Recently, my wife and I waited for our daughter to recover from a routine laparoscopic procedure. About twenty minutes after the surgeon came out to reassure us that all went well, we heard “code blue in the recovery room” over the intercom. A parent’s nightmare.
Last year, a publication entitled “Medical Error—the Third Leading Cause of Death in the US” by researchers at Johns Hopkins University argued that medical errors need to be taken as seriously as heart disease and cancer. The study focused on underreporting due to inadequate mechanisms for accurately reporting in-hospital patient deaths, such as missing ICD codes that would help classify medical error on death certificates. The study argued for greater transparency and increased industry awareness.
Coinciding with Patient Safety Awareness week, the ECRI Institute published its annual report of the Top Ten Patient Safety Concerns for Healthcare Organizations. “Information Management in EHRs” made the top of the list followed by “Unrecognized Patient Deterioration” and “Implementation and Use of Clinical Decision Support.” Patient Safety Organizations (PSOs) have access to adverse event reporting and offer health systems guidance by identifying opportunities to improve patient safety from an analysis of this data. The wide proliferation and adoption of Health Information Technology in the United States is playing an ever-larger role in significantly improving the quality of health care and reducing medical errors.
HIT Safety represents a prime opportunity to make a positive impact on reducing medical errors.
There are healthcare organizations that, while they have patient safety programs, do not actively engage and collaborate with IT departments to monitor, identify, analyze and mitigate risks to patient safety stemming from system-based errors. The ONC has signaled healthcare providers that HIT Safety is a priority and provides Safety Assurance Factors for EHR Resilience (SAFER) Guides, tools to help evaluate gaps in implementation of controls that can reduce medical errors where safety concerns are unique to EHR technology.

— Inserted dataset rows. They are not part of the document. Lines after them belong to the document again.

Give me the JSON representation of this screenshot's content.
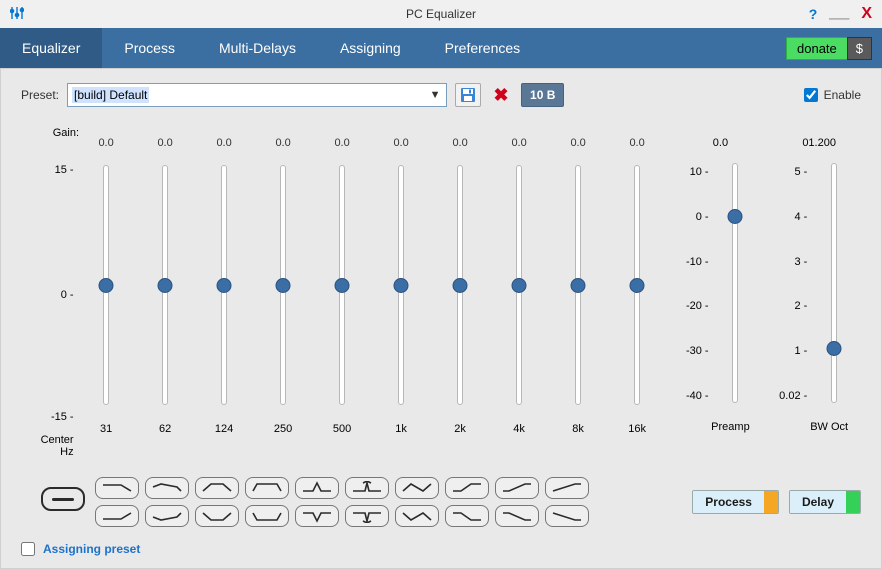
{
  "title": "PC Equalizer",
  "menubar": {
    "tabs": [
      "Equalizer",
      "Process",
      "Multi-Delays",
      "Assigning",
      "Preferences"
    ],
    "active": 0,
    "donate": "donate",
    "donate_symbol": "$"
  },
  "preset": {
    "label": "Preset:",
    "value": "[build] Default",
    "band_count": "10 B"
  },
  "enable": {
    "label": "Enable",
    "checked": true
  },
  "gain_label": "Gain:",
  "left_ticks": {
    "top": "15 -",
    "mid": "0 -",
    "bot": "-15 -",
    "center": "Center\nHz"
  },
  "bands": [
    {
      "gain": "0.0",
      "freq": "31",
      "pos": 0.5
    },
    {
      "gain": "0.0",
      "freq": "62",
      "pos": 0.5
    },
    {
      "gain": "0.0",
      "freq": "124",
      "pos": 0.5
    },
    {
      "gain": "0.0",
      "freq": "250",
      "pos": 0.5
    },
    {
      "gain": "0.0",
      "freq": "500",
      "pos": 0.5
    },
    {
      "gain": "0.0",
      "freq": "1k",
      "pos": 0.5
    },
    {
      "gain": "0.0",
      "freq": "2k",
      "pos": 0.5
    },
    {
      "gain": "0.0",
      "freq": "4k",
      "pos": 0.5
    },
    {
      "gain": "0.0",
      "freq": "8k",
      "pos": 0.5
    },
    {
      "gain": "0.0",
      "freq": "16k",
      "pos": 0.5
    }
  ],
  "preamp": {
    "value": "0.0",
    "name": "Preamp",
    "pos": 0.2,
    "ticks": [
      {
        "l": "10 -",
        "p": 0.0
      },
      {
        "l": "0 -",
        "p": 0.2
      },
      {
        "l": "-10 -",
        "p": 0.4
      },
      {
        "l": "-20 -",
        "p": 0.6
      },
      {
        "l": "-30 -",
        "p": 0.8
      },
      {
        "l": "-40 -",
        "p": 1.0
      }
    ]
  },
  "bwoct": {
    "value": "01.200",
    "name": "BW Oct",
    "pos": 0.79,
    "ticks": [
      {
        "l": "5 -",
        "p": 0.0
      },
      {
        "l": "4 -",
        "p": 0.2
      },
      {
        "l": "3 -",
        "p": 0.4
      },
      {
        "l": "2 -",
        "p": 0.6
      },
      {
        "l": "1 -",
        "p": 0.8
      },
      {
        "l": "0.02 -",
        "p": 1.0
      }
    ]
  },
  "shape_paths_top": [
    "M2 4 L20 4 L30 10",
    "M2 6 L10 3 L26 6 L30 10",
    "M2 10 L10 3 L22 3 L30 10",
    "M2 10 L6 3 L26 3 L30 10",
    "M2 10 L12 10 L16 2 L20 10 L30 10",
    "M2 10 L14 10 L16 2 L18 10 L30 10 M16 0 L16 4 M12 2 L16 0 L20 2",
    "M2 10 L10 3 L22 10 L30 3",
    "M2 10 L10 10 L20 3 L30 3",
    "M2 10 L8 10 L24 3 L30 3",
    "M2 10 L24 3 L30 3"
  ],
  "shape_paths_bot": [
    "M2 10 L20 10 L30 4",
    "M2 8 L10 11 L26 8 L30 4",
    "M2 4 L10 11 L22 11 L30 4",
    "M2 4 L6 11 L26 11 L30 4",
    "M2 4 L12 4 L16 12 L20 4 L30 4",
    "M2 4 L14 4 L16 12 L18 4 L30 4 M16 14 L16 10 M12 12 L16 14 L20 12",
    "M2 4 L10 11 L22 4 L30 11",
    "M2 4 L10 4 L20 11 L30 11",
    "M2 4 L8 4 L24 11 L30 11",
    "M2 4 L24 11 L30 11"
  ],
  "buttons": {
    "process": "Process",
    "delay": "Delay"
  },
  "assign": {
    "label": "Assigning preset",
    "checked": false
  }
}
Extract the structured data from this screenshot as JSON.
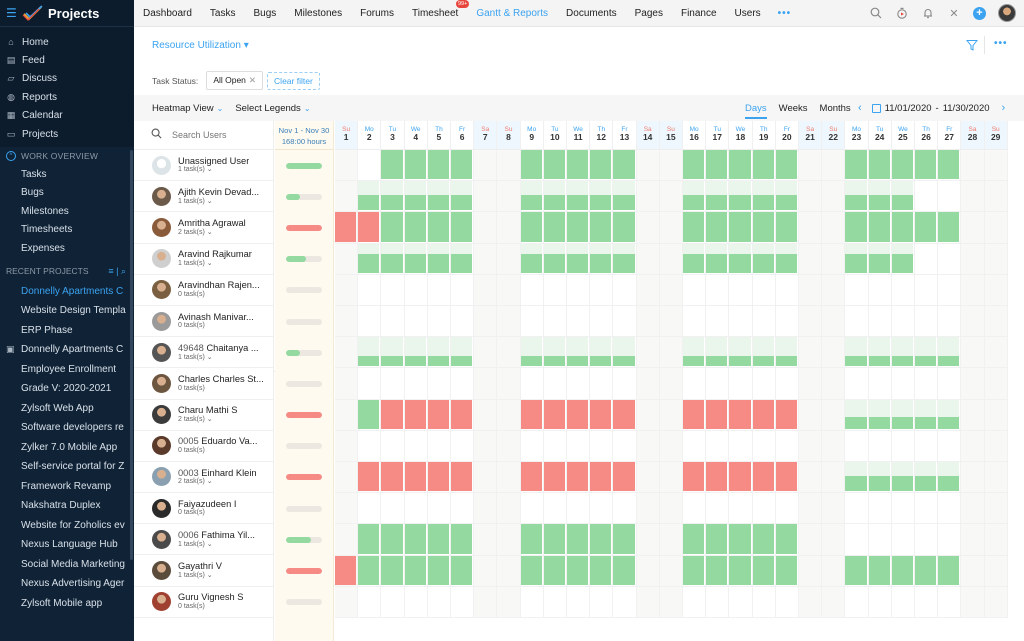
{
  "sidebar": {
    "app_title": "Projects",
    "main_items": [
      {
        "label": "Home",
        "icon": "home-icon",
        "glyph": "⌂"
      },
      {
        "label": "Feed",
        "icon": "feed-icon",
        "glyph": "▤"
      },
      {
        "label": "Discuss",
        "icon": "discuss-icon",
        "glyph": "▱"
      },
      {
        "label": "Reports",
        "icon": "reports-icon",
        "glyph": "◍"
      },
      {
        "label": "Calendar",
        "icon": "calendar-icon",
        "glyph": "▦"
      },
      {
        "label": "Projects",
        "icon": "projects-icon",
        "glyph": "▭"
      }
    ],
    "work_overview_label": "WORK OVERVIEW",
    "work_items": [
      "Tasks",
      "Bugs",
      "Milestones",
      "Timesheets",
      "Expenses"
    ],
    "recent_label": "RECENT PROJECTS",
    "recent_projects": [
      {
        "label": "Donnelly Apartments C",
        "active": true
      },
      {
        "label": "Website Design Templa"
      },
      {
        "label": "ERP Phase"
      },
      {
        "label": "Donnelly Apartments C",
        "icon": true
      },
      {
        "label": "Employee Enrollment"
      },
      {
        "label": "Grade V: 2020-2021"
      },
      {
        "label": "Zylsoft Web App"
      },
      {
        "label": "Software developers re"
      },
      {
        "label": "Zylker 7.0 Mobile App"
      },
      {
        "label": "Self-service portal for Z"
      },
      {
        "label": "Framework Revamp"
      },
      {
        "label": "Nakshatra Duplex"
      },
      {
        "label": "Website for Zoholics ev"
      },
      {
        "label": "Nexus Language Hub"
      },
      {
        "label": "Social Media Marketing"
      },
      {
        "label": "Nexus Advertising Ager"
      },
      {
        "label": "Zylsoft Mobile app"
      }
    ]
  },
  "topnav": {
    "items": [
      "Dashboard",
      "Tasks",
      "Bugs",
      "Milestones",
      "Forums",
      "Timesheet",
      "Gantt & Reports",
      "Documents",
      "Pages",
      "Finance",
      "Users"
    ],
    "active_index": 6,
    "timesheet_badge": "99+",
    "more": "•••"
  },
  "header": {
    "report_selector": "Resource Utilization",
    "task_status_label": "Task Status:",
    "task_status_value": "All Open",
    "clear_filter": "Clear filter",
    "more": "•••"
  },
  "toolbar": {
    "view_selector": "Heatmap View",
    "legends_selector": "Select Legends",
    "views": [
      "Days",
      "Weeks",
      "Months"
    ],
    "active_view": "Days",
    "date_from": "11/01/2020",
    "date_sep": "-",
    "date_to": "11/30/2020"
  },
  "grid": {
    "search_placeholder": "Search Users",
    "summary_range": "Nov 1 - Nov 30",
    "summary_hours": "168:00 hours",
    "days": [
      {
        "d": "Su",
        "n": 1
      },
      {
        "d": "Mo",
        "n": 2
      },
      {
        "d": "Tu",
        "n": 3
      },
      {
        "d": "We",
        "n": 4
      },
      {
        "d": "Th",
        "n": 5
      },
      {
        "d": "Fr",
        "n": 6
      },
      {
        "d": "Sa",
        "n": 7
      },
      {
        "d": "Su",
        "n": 8
      },
      {
        "d": "Mo",
        "n": 9
      },
      {
        "d": "Tu",
        "n": 10
      },
      {
        "d": "We",
        "n": 11
      },
      {
        "d": "Th",
        "n": 12
      },
      {
        "d": "Fr",
        "n": 13
      },
      {
        "d": "Sa",
        "n": 14
      },
      {
        "d": "Su",
        "n": 15
      },
      {
        "d": "Mo",
        "n": 16
      },
      {
        "d": "Tu",
        "n": 17
      },
      {
        "d": "We",
        "n": 18
      },
      {
        "d": "Th",
        "n": 19
      },
      {
        "d": "Fr",
        "n": 20
      },
      {
        "d": "Sa",
        "n": 21
      },
      {
        "d": "Su",
        "n": 22
      },
      {
        "d": "Mo",
        "n": 23
      },
      {
        "d": "Tu",
        "n": 24
      },
      {
        "d": "We",
        "n": 25
      },
      {
        "d": "Th",
        "n": 26
      },
      {
        "d": "Fr",
        "n": 27
      },
      {
        "d": "Sa",
        "n": 28
      },
      {
        "d": "Su",
        "n": 29
      }
    ],
    "colors": {
      "green": "#93d9a0",
      "red": "#f68a84",
      "light": "#eaf6ec",
      "track": "#ede7e2"
    },
    "users": [
      {
        "num": "",
        "name": "Unassigned User",
        "tasks": "1 task(s)",
        "expandable": true,
        "avatar": "#dde4e8",
        "util": {
          "color": "green",
          "pct": 100
        },
        "cells": {
          "g": [
            3,
            4,
            5,
            6,
            9,
            10,
            11,
            12,
            13,
            16,
            17,
            18,
            19,
            20,
            23,
            24,
            25,
            26,
            27
          ]
        }
      },
      {
        "num": "",
        "name": "Ajith Kevin Devad...",
        "tasks": "1 task(s)",
        "expandable": true,
        "avatar": "#6b5a4a",
        "util": {
          "color": "green",
          "pct": 40
        },
        "cells": {
          "p": [
            2,
            3,
            4,
            5,
            6,
            9,
            10,
            11,
            12,
            13,
            16,
            17,
            18,
            19,
            20,
            23,
            24,
            25
          ],
          "pl": 0.5
        }
      },
      {
        "num": "",
        "name": "Amritha Agrawal",
        "tasks": "2 task(s)",
        "expandable": true,
        "avatar": "#8a5b3b",
        "util": {
          "color": "red",
          "pct": 100
        },
        "cells": {
          "r": [
            1,
            2
          ],
          "g": [
            3,
            4,
            5,
            6,
            9,
            10,
            11,
            12,
            13,
            16,
            17,
            18,
            19,
            20,
            23,
            24,
            25,
            26,
            27
          ]
        }
      },
      {
        "num": "",
        "name": "Aravind Rajkumar",
        "tasks": "1 task(s)",
        "expandable": true,
        "avatar": "#cfcfcf",
        "util": {
          "color": "green",
          "pct": 55
        },
        "cells": {
          "p": [
            2,
            3,
            4,
            5,
            6,
            9,
            10,
            11,
            12,
            13,
            16,
            17,
            18,
            19,
            20,
            23,
            24,
            25
          ],
          "pl": 0.62
        }
      },
      {
        "num": "",
        "name": "Aravindhan Rajen...",
        "tasks": "0 task(s)",
        "expandable": false,
        "avatar": "#7a6040",
        "util": {
          "color": "green",
          "pct": 0
        },
        "cells": {}
      },
      {
        "num": "",
        "name": "Avinash Manivar...",
        "tasks": "0 task(s)",
        "expandable": false,
        "avatar": "#9a9a9a",
        "util": {
          "color": "green",
          "pct": 0
        },
        "cells": {}
      },
      {
        "num": "49648",
        "name": "Chaitanya ...",
        "tasks": "1 task(s)",
        "expandable": true,
        "avatar": "#555",
        "util": {
          "color": "green",
          "pct": 40
        },
        "cells": {
          "p": [
            2,
            3,
            4,
            5,
            6,
            9,
            10,
            11,
            12,
            13,
            16,
            17,
            18,
            19,
            20,
            23,
            24,
            25,
            26,
            27
          ],
          "pl": 0.35
        }
      },
      {
        "num": "",
        "name": "Charles Charles St...",
        "tasks": "0 task(s)",
        "expandable": false,
        "avatar": "#6d5640",
        "util": {
          "color": "green",
          "pct": 0
        },
        "cells": {}
      },
      {
        "num": "",
        "name": "Charu Mathi S",
        "tasks": "2 task(s)",
        "expandable": true,
        "avatar": "#3b3b3b",
        "util": {
          "color": "red",
          "pct": 100
        },
        "cells": {
          "g": [
            2
          ],
          "r": [
            3,
            4,
            5,
            6,
            9,
            10,
            11,
            12,
            13,
            16,
            17,
            18,
            19,
            20
          ],
          "p": [
            23,
            24,
            25,
            26,
            27
          ],
          "pl": 0.4
        }
      },
      {
        "num": "0005",
        "name": "Eduardo Va...",
        "tasks": "0 task(s)",
        "expandable": false,
        "avatar": "#5a3a2a",
        "util": {
          "color": "green",
          "pct": 0
        },
        "cells": {}
      },
      {
        "num": "0003",
        "name": "Einhard Klein",
        "tasks": "2 task(s)",
        "expandable": true,
        "avatar": "#8aa0b0",
        "util": {
          "color": "red",
          "pct": 100
        },
        "cells": {
          "r": [
            2,
            3,
            4,
            5,
            6,
            9,
            10,
            11,
            12,
            13,
            16,
            17,
            18,
            19,
            20
          ],
          "p": [
            23,
            24,
            25,
            26,
            27
          ],
          "pl": 0.5
        }
      },
      {
        "num": "",
        "name": "Faiyazudeen I",
        "tasks": "0 task(s)",
        "expandable": false,
        "avatar": "#2a2a2a",
        "util": {
          "color": "green",
          "pct": 0
        },
        "cells": {}
      },
      {
        "num": "0006",
        "name": "Fathima Yil...",
        "tasks": "1 task(s)",
        "expandable": true,
        "avatar": "#4a4a4a",
        "util": {
          "color": "green",
          "pct": 70
        },
        "cells": {
          "g": [
            2,
            3,
            4,
            5,
            6,
            9,
            10,
            11,
            12,
            13,
            16,
            17,
            18,
            19,
            20
          ]
        }
      },
      {
        "num": "",
        "name": "Gayathri V",
        "tasks": "1 task(s)",
        "expandable": true,
        "avatar": "#5b4b3b",
        "util": {
          "color": "red",
          "pct": 100
        },
        "cells": {
          "r": [
            1
          ],
          "g": [
            2,
            3,
            4,
            5,
            6,
            9,
            10,
            11,
            12,
            13,
            16,
            17,
            18,
            19,
            20,
            23,
            24,
            25,
            26,
            27
          ]
        }
      },
      {
        "num": "",
        "name": "Guru Vignesh S",
        "tasks": "0 task(s)",
        "expandable": false,
        "avatar": "#a04030",
        "util": {
          "color": "green",
          "pct": 0
        },
        "cells": {}
      }
    ]
  }
}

There are over 150 elements addressing data availability, integrity and confidentiality, complete and correct EHR use, safety surveillance, optimization and reporting. Organizational responsibilities are included to ensure decision-making activities and accountabilities are well-defined and reinforced.
Here are some of the risk categories addressed:
- System Configuration
- Contingency Planning
- System Interfaces
- CPOE with Clinical Decision Support
- Clinical Communication
- Patient Identification
Organizing teams to identify gaps in patient safety controls and implement projects to close the gaps, requires a commitment by leadership, physicians, staff, analysts and of project management resources. Though electronic health record systems do have varying degrees of baked-in safeguards, even the best systems require proper configuration and ongoing monitoring.
After nearly a week in an ICU and considerable trauma, our daughter is home and on the path to recovery. This close call was a brutal reminder of how vulnerable patients are in the hands of competent clinicians. We still do not know if technology played a role in her sentinel event, or if it could have played a preventive role. We do know that families also rely on measures taken to ensure the safety of the health information management technologies that also support their welfare.